On Oct. 4 of last year, Facebook and Instagram experienced an outage and it got a crapload of coverage. Many people went insane — myself included. I run a small consulting and media firm (shameless plug in the form of a link) and it’s my livelihood. I couldn’t work. I was constantly checking my phone but instead of checking for texts, nonsensical news off the web and “likes,” “follows” and everything in-between, I wanted to see if Mark Zuckerberg and his crack team of experts got their shit together. That lasted about an hour or three. I don’t remember. What I do remember, however, is a sense of calm after an hour (or three) in. The helplessness was welcome. The overall “oh well, what can you do” was pretty nice for a change. It was nice to see messages on Twitter just venting over Facebook and Insta not working instead of the usual plethora of negativity and rabbit-hole “newsness” and comment trolling. I miss that day. It passed pretty quickly.

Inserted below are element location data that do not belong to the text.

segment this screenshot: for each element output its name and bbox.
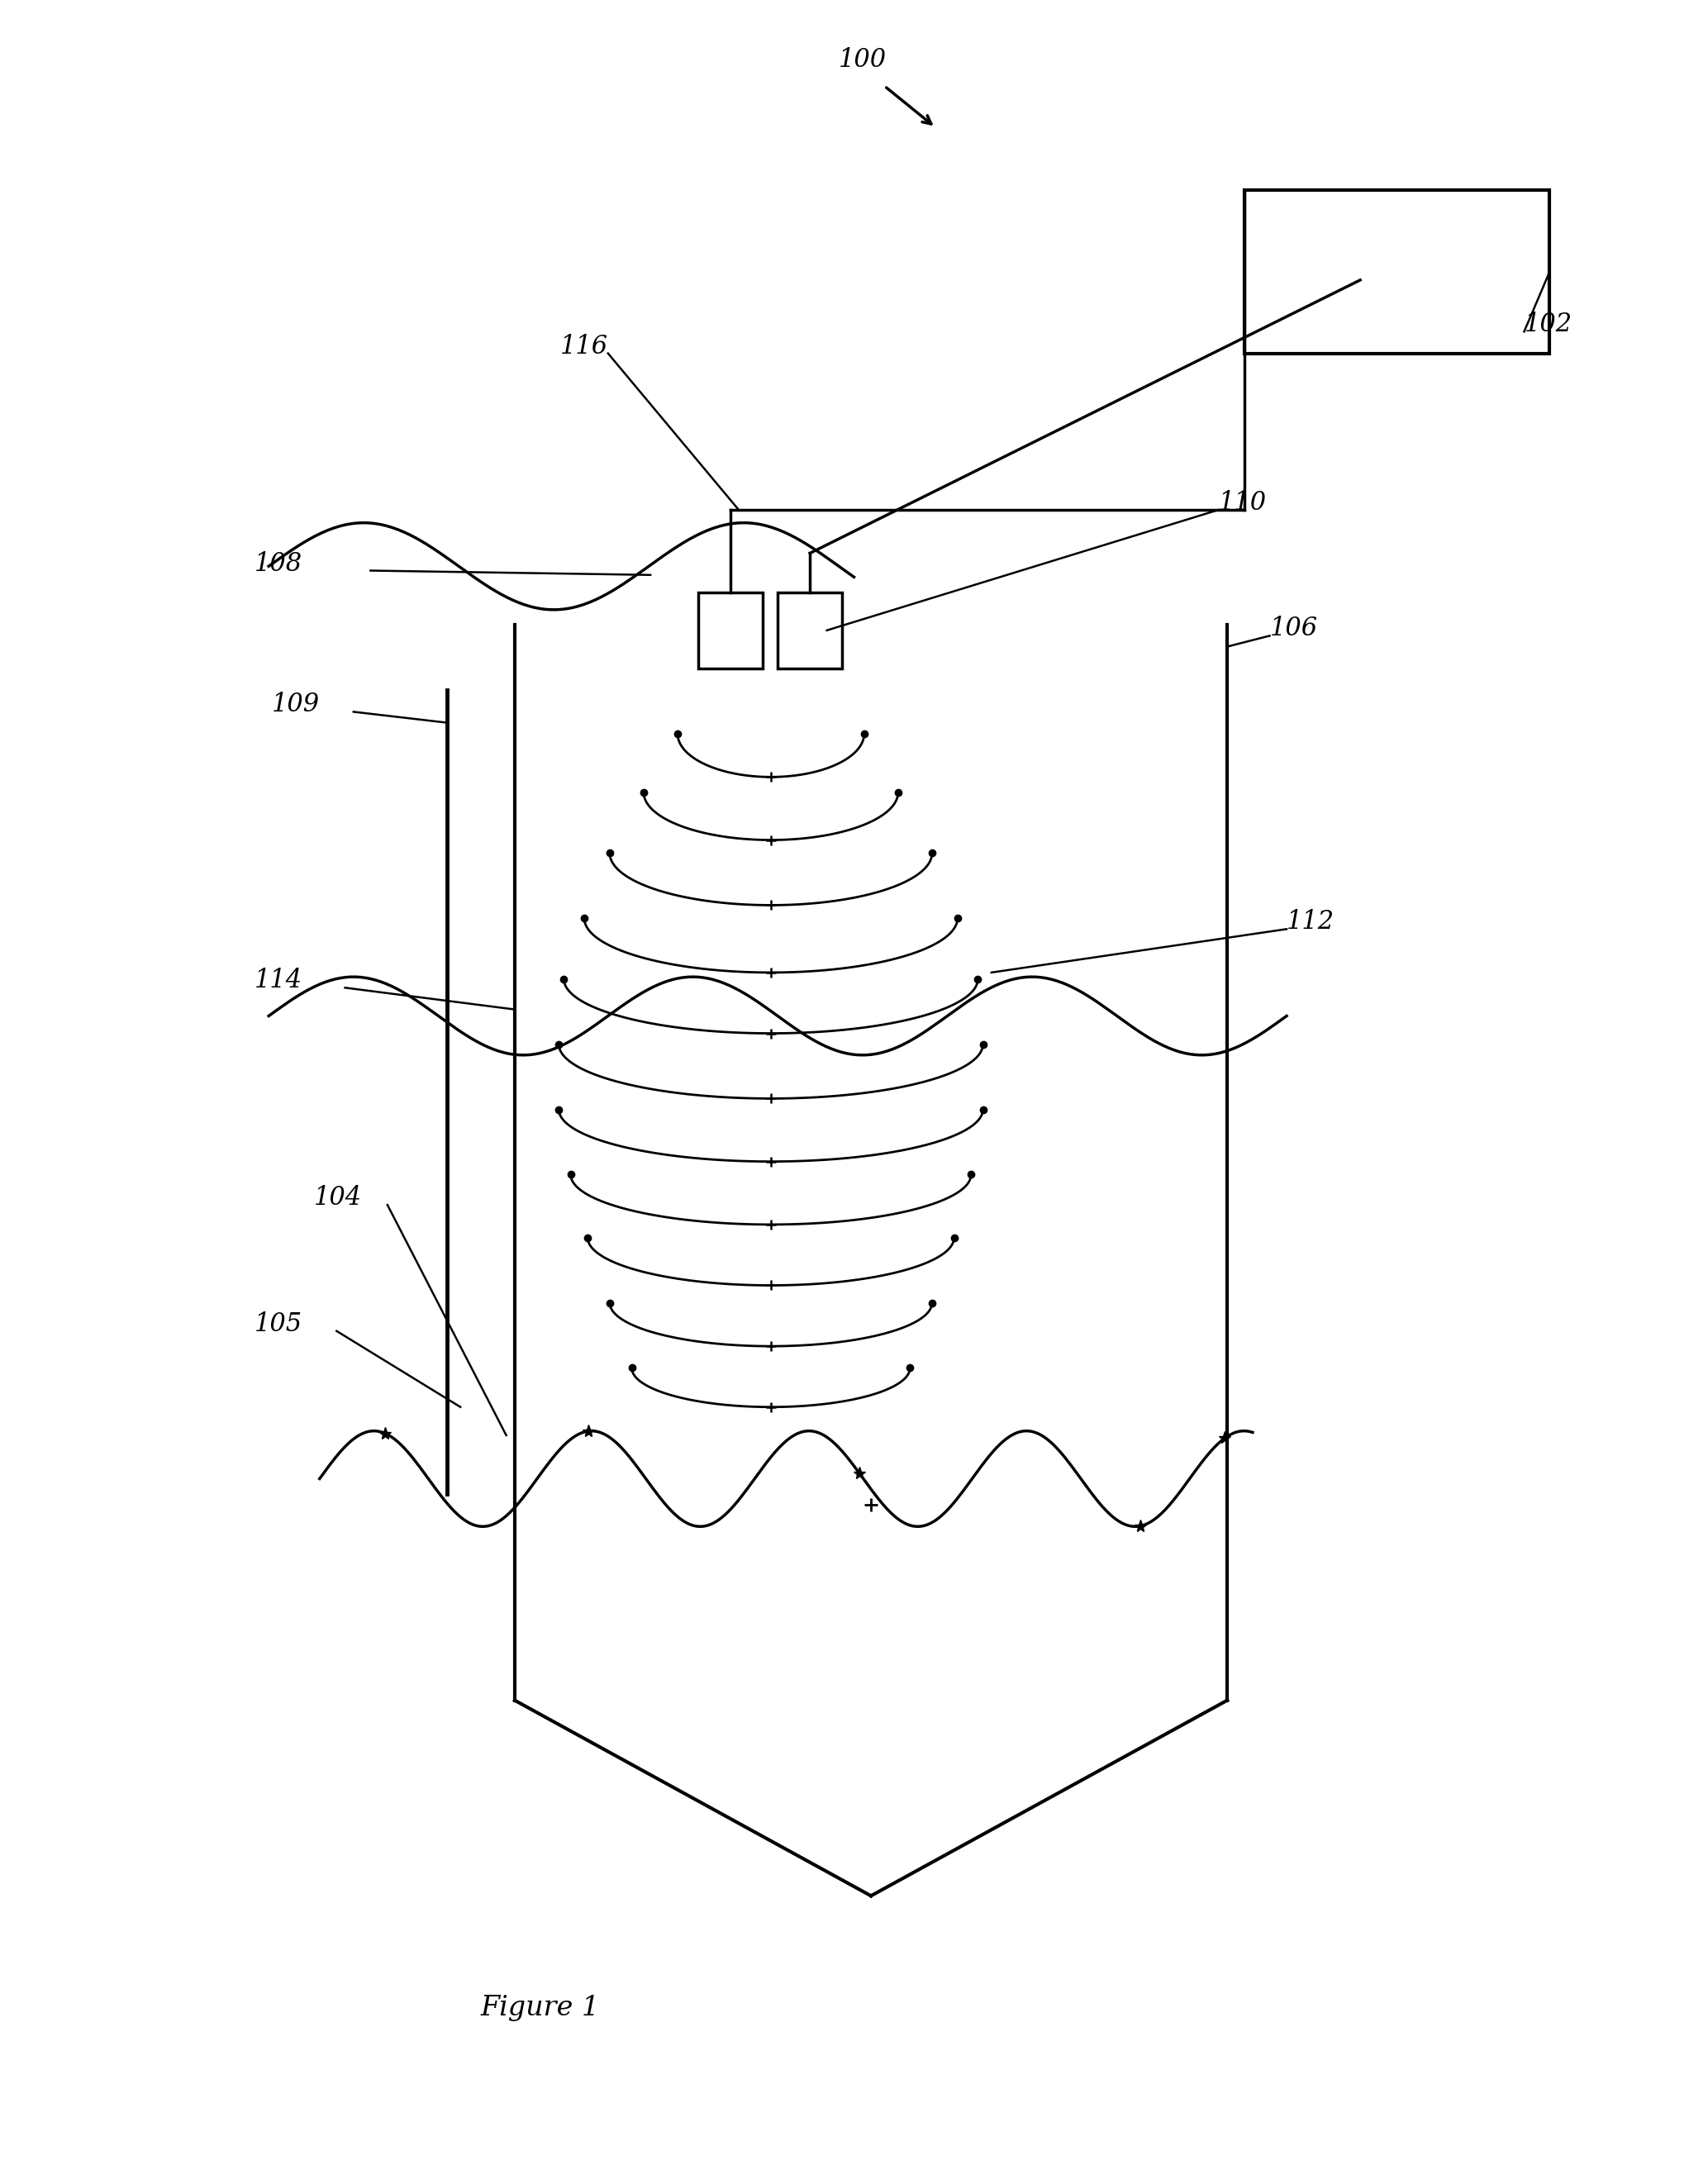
Text: 102: 102 (1524, 312, 1571, 336)
Bar (777, 592, 842, 668)
Bar (1243, 190, 1549, 354)
Text: 110: 110 (1220, 489, 1267, 515)
Text: 108: 108 (254, 550, 302, 577)
Text: 109: 109 (272, 692, 319, 719)
Text: 112: 112 (1286, 909, 1334, 935)
Text: 100: 100 (839, 46, 886, 72)
Text: 106: 106 (1269, 616, 1317, 642)
Bar (699, 592, 762, 668)
Text: 105: 105 (254, 1310, 302, 1337)
Text: 116: 116 (560, 334, 608, 358)
Text: Figure 1: Figure 1 (480, 1994, 600, 2020)
Text: 104: 104 (314, 1186, 362, 1210)
Text: 114: 114 (254, 968, 302, 994)
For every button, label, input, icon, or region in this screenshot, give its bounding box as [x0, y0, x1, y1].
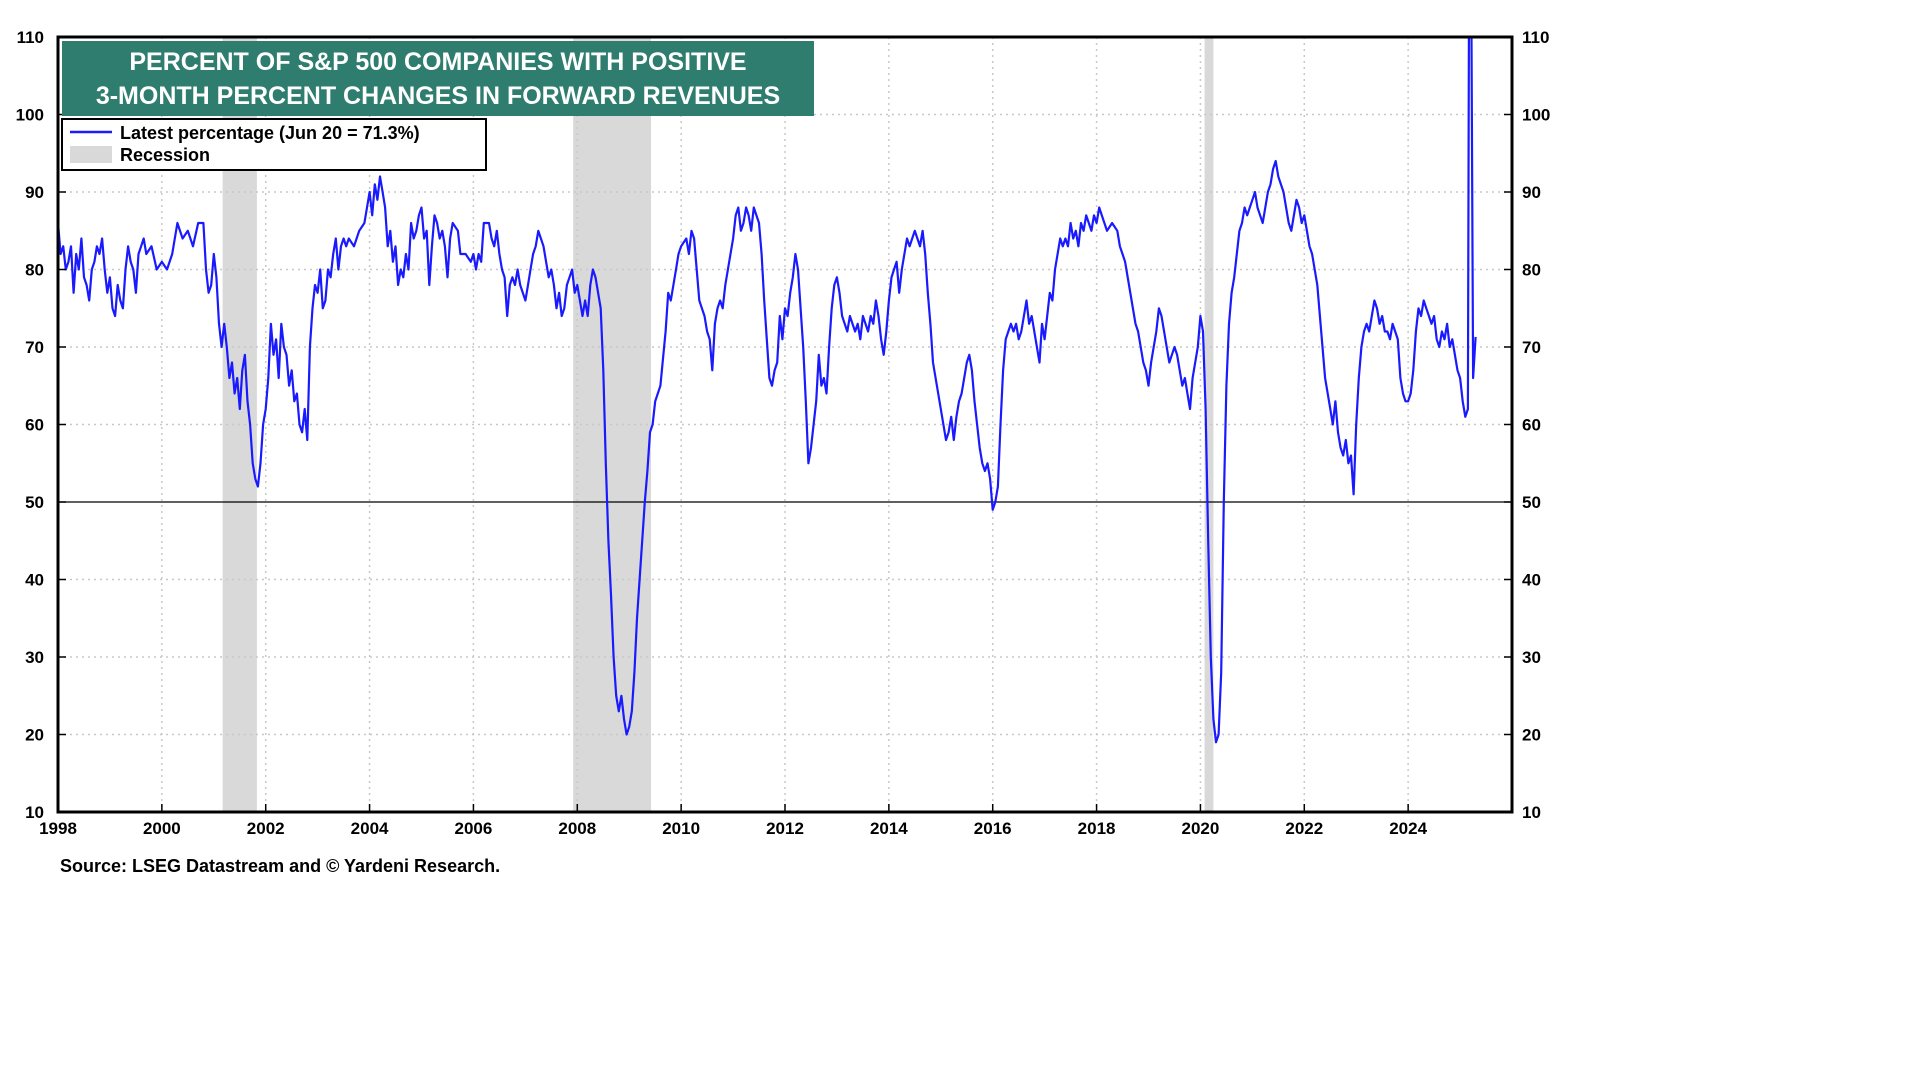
y-left-tick-label-90: 90	[25, 183, 44, 202]
y-left-tick-label-100: 100	[16, 106, 44, 125]
x-tick-label-2002: 2002	[247, 819, 285, 838]
source-note: Source: LSEG Datastream and © Yardeni Re…	[60, 856, 500, 876]
y-right-tick-label-80: 80	[1522, 261, 1541, 280]
y-left-tick-label-30: 30	[25, 648, 44, 667]
recession-band-2	[573, 37, 652, 812]
y-right-tick-label-70: 70	[1522, 338, 1541, 357]
x-tick-label-2014: 2014	[870, 819, 908, 838]
chart: 1998 2000 2002 2004 2006 2008 2010 2012 2014 2016…	[16, 28, 1551, 876]
y-right-tick-label-20: 20	[1522, 726, 1541, 745]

We need a day like that again. Sort of like the fallout of George Floyd when many of us went hashtagless and put those black squares on our pages, we need to press pause. Bo Burnham has called social media a curse. He’s right. It’s also a drug. I work in the field, and I wouldn’t mind it shutting down even if for a day. Since it’s not being regulated and it’s so terribly toxic, I’m suggesting to President Biden that we have a National Day to Unplug. We need a day where we physically CANNOT use social media. We cannot help ourselves. We cannot regulate ourselves. The screen-time option on Apple devices and, most recently, on Instagram is a nice idea, but we, as users, have the ability to enable and disable it. It doesn’t work. The only way we can live in the moment is going to a concert where they take our phones away. I often tell a friend of mine that there should be a support group for those of us who can’t put our phones down for work or for pleasure, but there could never be because they couldn’t find someone to lead it. If there is one, by the way, drop me the name in comments. Nothing would make me happier than to be wrong.
A National Day to Unplug or a catchier name would give us a break for a bit — even for a day. Let’s not add to the heaping pile of anxiety, depression, self doubt, and everything else we already have — just for one day. That was a lyric in “Heroes,” right? Sign my petition and maybe it’ll make its way to President Biden — or you know sell farts, take pics of it and read tweets about it.